Medline ® Abstract for Reference 63
of 'Treatment of relapsed or refractory acute myeloid leukemia'
Impact on outcomes of human leukocyte antigen matching by allele-level typing in adults with acute myeloid leukemia undergoing umbilical cord blood transplantation.
Sanz J, Jaramillo FJ, Planelles D, Montesinos P, Lorenzo I, MoscardóF, Martin G, López F, Martínez J, Jarque I, de la Rubia J, Larrea L, Sanz MA, Sanz GF
Biol Blood Marrow Transplant. 2014 Jan;20(1):106-10.

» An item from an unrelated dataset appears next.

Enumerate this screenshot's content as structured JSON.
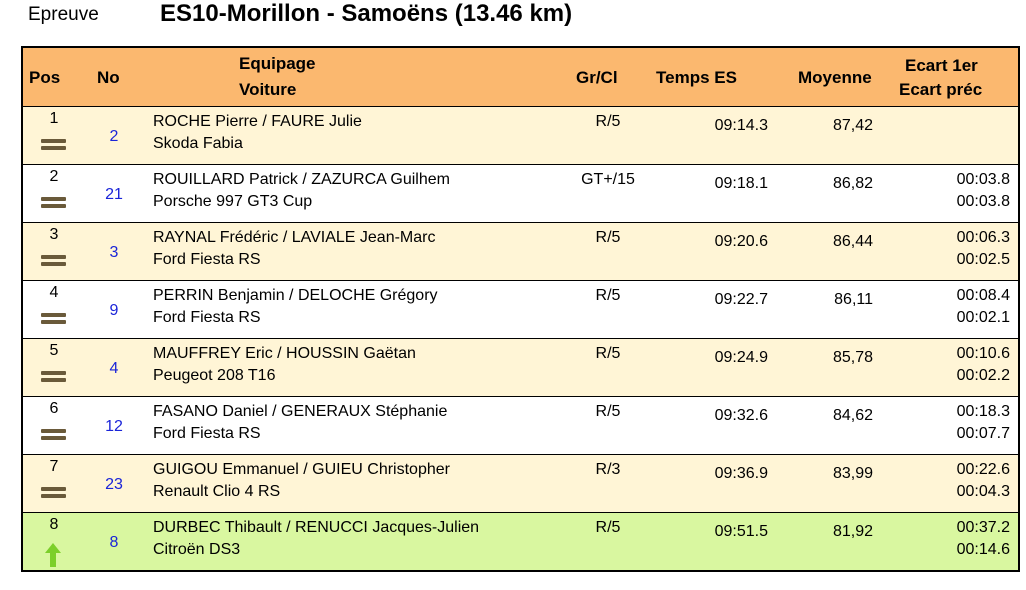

This retrospective study analyzed the impact of directional donor-recipient human leukocyte antigen (HLA) disparity using allele-level typing at HLA-A, -B, -C, and -DRB1 in 79 adults with acute myeloid leukemia (AML) who received single-unit umbilical cord blood (UCB) transplant at a single institution. With extended high-resolution HLA typing, the donor-recipient compatibility ranged from 2/8 to 8/8. HLA disparity showed no negative impact on nonrelapse mortality (NRM), graft-versus-host (GVH) disease or engraftment. Considering disparities in the GVH direction, the 5-year cumulative incidence of relapse was 44% and 22% for patients receiving an UCB unit matched≥6/8 and<6/8, respectively (P = .04). In multivariable analysis, a higher HLA disparity in the GVH direction using extended high-resolution typing (Risk ratio [RR]2.8; 95% confidence interval [CI], 1.5 to 5.1; P = .0009) and first complete remission at time of transplantation (RR 2.1; 95% CI, 1.2 to 3.8; P = .01) were the only variables significantly associated with an improved disease-free survival. In conclusion, we found that in adults with AML undergoing single-unit UCBT, an increased number of HLA disparities at allele-level typing improved disease-free survival by decreasing the relapse rate without a negative effecton NRM.